祝島のひじき



祝島のひじきは1月末の大潮の日が「口開け」(解禁日)で、3月頃まで採れます
今年(2002年)の口開けは1月28日でした

ひじきは、この時期の祝島では、知らない人が見ると
「雑藻かな?」と思うほど無造作に、たくさん岩から生えています

干潮時は真ん中の写真のように海面から出ているものもあるので、
海に入らなくても結構取れるものです(それでもかなり濡れますが)

しかし、体力のある人は胸まであるゴム長を履いて潮に浸かりながら採ります
その方がより沖に出られるので、長くいいひじきが採れます

冬は夜の方が干満の差が大きいので、ひじきは本来は夜採るものです
この日は午前3〜4時頃が干潮でしたが、あまりにも寒かったので
写真撮影も兼ねて、夕方5時頃にひじき採りに出ました

この時期は、ひじきの生えている場所に他の海藻があまり生えていないので
後で選り分ける手間もかなり省けます




この時期のひじきは他の時期のものと比べて柔らかく、味も濃いものが採れます
採るときは、根本から15〜20cmほどのところに鎌を当て
そこから先の「若芽」の部分だけを採ります

少々もったいない気もしますが
根元の部分はちょっと固く、味も落ちるので採らないそうです




このとき採れた今年最初のひじきは太くて重みがあり、色も濁りの無い赤茶色で
とても柔らかい、いいものが採れました

3人で1時間半ほど採った量で、「祝島市場」で販売しているパックの
だいたい300袋分ほどになりました




採れたひじきは鉄の大釜に入れ、薪でじっくりと時間ほどかけて炊きあげ、
その後、火を止めてさらに蒸しながら自然に冷まします




ひじきは煮ると2回色が変わります
煮る前は左の写真のように明るい赤茶色をしていますが、
5分も煮ると、真ん中の写真のように緑色になります
それから徐々に黒くなっていき、煮あがるころには
右の写真のように少し紫がかった黒い色になります




煮あがったひじきは3〜4日ほど天日で干せばできあがりです
家の屋上や海岸でひじきを干す風景は「寒干し大根」と並ぶ祝島の冬の風物詩です

祝島では、ひじきは野菜や揚げなどと一緒に煮物にしてよく食べます
ちなみにこの時期の祝島では生ひじき(煮ただけで干していないもの)も
お店に並びますが、これは一度干したものよりもさらに柔らかくおいしいです

祝島のひじきは「祝島市場」でも販売していますので、
食べた事の無い方はぜひ一度食べてみてください

祝島のひじきの材料は、ひじきと海と太陽だけです
「祝島のひじきを食べたらよそのは食べれん!」と言ってくれる人たちのために、
そしてなにより自分たちが美味しいひじきを食べるために
祝島の人たちは、この昔ながらのひじき作りを続けています






2008年のひじき

  ひじきの口開け、深夜のひじき採り

足下は一面、ひじきの海

 今年もようやくひじきの口が開きました。

 今の時期は昼より夜のほうが干潮時の潮位が低くなります。

 口開けの日は午前2時50分ごろが干潮、潮高7cmとよく潮もひったので、深夜にもかかわらずと何組ものひじき採りが海へ向かいました。

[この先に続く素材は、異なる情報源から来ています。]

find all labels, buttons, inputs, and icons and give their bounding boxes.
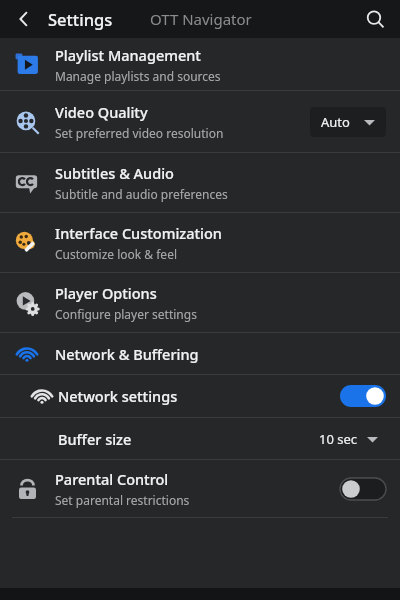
button[interactable]: Video Quality: [0, 91, 400, 152]
button[interactable]: Buffer size: [0, 418, 400, 459]
staticText: Network settings: [58, 386, 178, 406]
staticText: Manage playlists and sources: [55, 68, 221, 84]
staticText: Customize look & feel: [55, 246, 177, 262]
staticText: Buffer size: [58, 429, 132, 449]
staticText: Network & Buffering: [55, 344, 199, 364]
staticText: Set preferred video resolution: [55, 125, 224, 141]
staticText: 10 sec: [319, 430, 358, 448]
button[interactable]: Search: [358, 2, 392, 36]
staticText: Playlist Management: [55, 45, 201, 65]
staticText: Subtitles & Audio: [55, 163, 174, 183]
staticText: Auto: [321, 113, 350, 131]
staticText: Player Options: [55, 283, 157, 303]
staticText: Video Quality: [55, 102, 148, 122]
button[interactable]: Parental Control: [0, 460, 400, 517]
button[interactable]: Subtitles & Audio: [0, 153, 400, 212]
staticText: Parental Control: [55, 469, 169, 489]
button[interactable]: Back: [8, 3, 40, 35]
button[interactable]: Network settings: [0, 375, 400, 417]
button[interactable]: Auto: [310, 107, 386, 137]
staticText: OTT Navigator: [150, 9, 252, 29]
button[interactable]: Player Options: [0, 273, 400, 332]
staticText: Set parental restrictions: [55, 492, 190, 508]
button[interactable]: Interface Customization: [0, 213, 400, 272]
staticText: Subtitle and audio preferences: [55, 186, 228, 202]
staticText: Interface Customization: [55, 223, 222, 243]
button[interactable]: Network & Buffering: [0, 333, 400, 374]
button[interactable]: 10 sec: [311, 425, 386, 453]
button[interactable]: Playlist Management: [0, 38, 400, 90]
staticText: Configure player settings: [55, 306, 197, 322]
staticText: Settings: [48, 8, 113, 30]
button[interactable]: Toggle on: [340, 385, 386, 407]
button[interactable]: Toggle off: [340, 478, 386, 500]
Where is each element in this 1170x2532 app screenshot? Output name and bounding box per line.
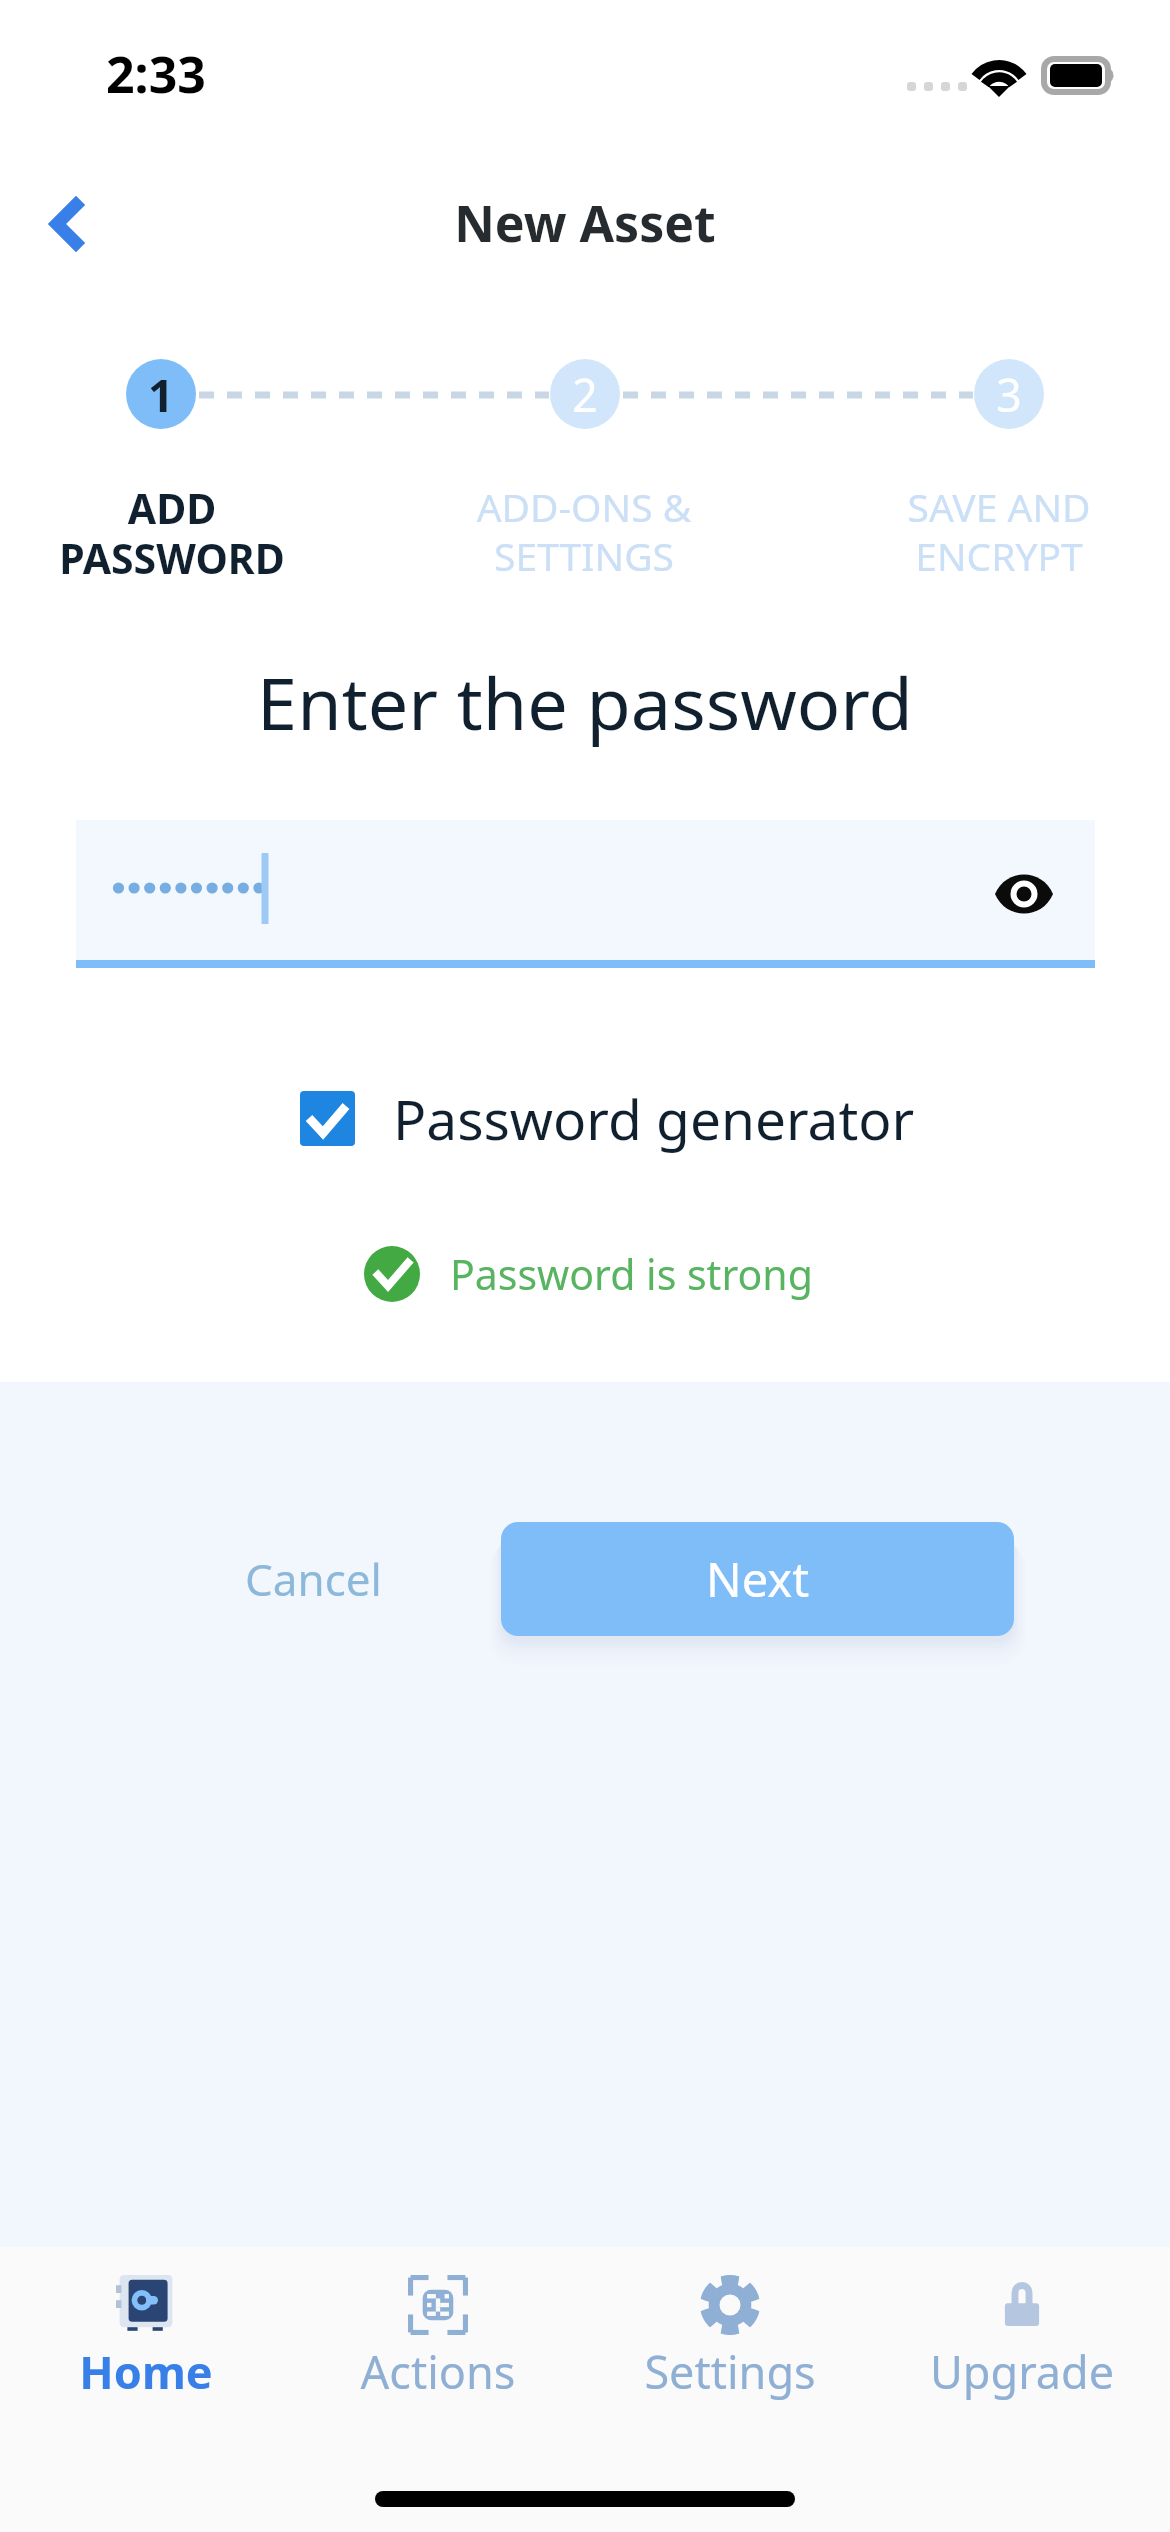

 夜間のひじき採りは一人で行くと危ないので、たいてい2〜3人が一組になって行きます。

 そのためひじき採りは「何人」でなく「何組」と数えることが多く、「昨日は(ひじき採りに)何組行っちょったで」、「三浦は、うちらあ入れて5組かねえ」といった感じで話します。

 今年のひじきはのびもそう悪くなく、新月で真っ暗でしたが口開け初日はどの組もかなりの量のひじきを採ったようです。

ひじき本来の色は、黒というよりつやのある茶色
乾燥すると黒っぽくなる



今年のひじきの「のび」は悪くなさそう
初日なので気合を入れて採ったひじきが山のように


 ひじきの採れる日は4〜5日で終わり、次の大潮までお休みですが、これからまだ釜炊きと天日干しという作業が待っています。
(撮影2008/2/7)


  ひじきの釜炊き

炊き始めのひじき
茶色のひじきは最初に緑になり、それから黒くなる

 夜中に採ったひじきは、さっそく翌朝から鉄の大釜と薪でじっくり時間をかけて炊いていきます。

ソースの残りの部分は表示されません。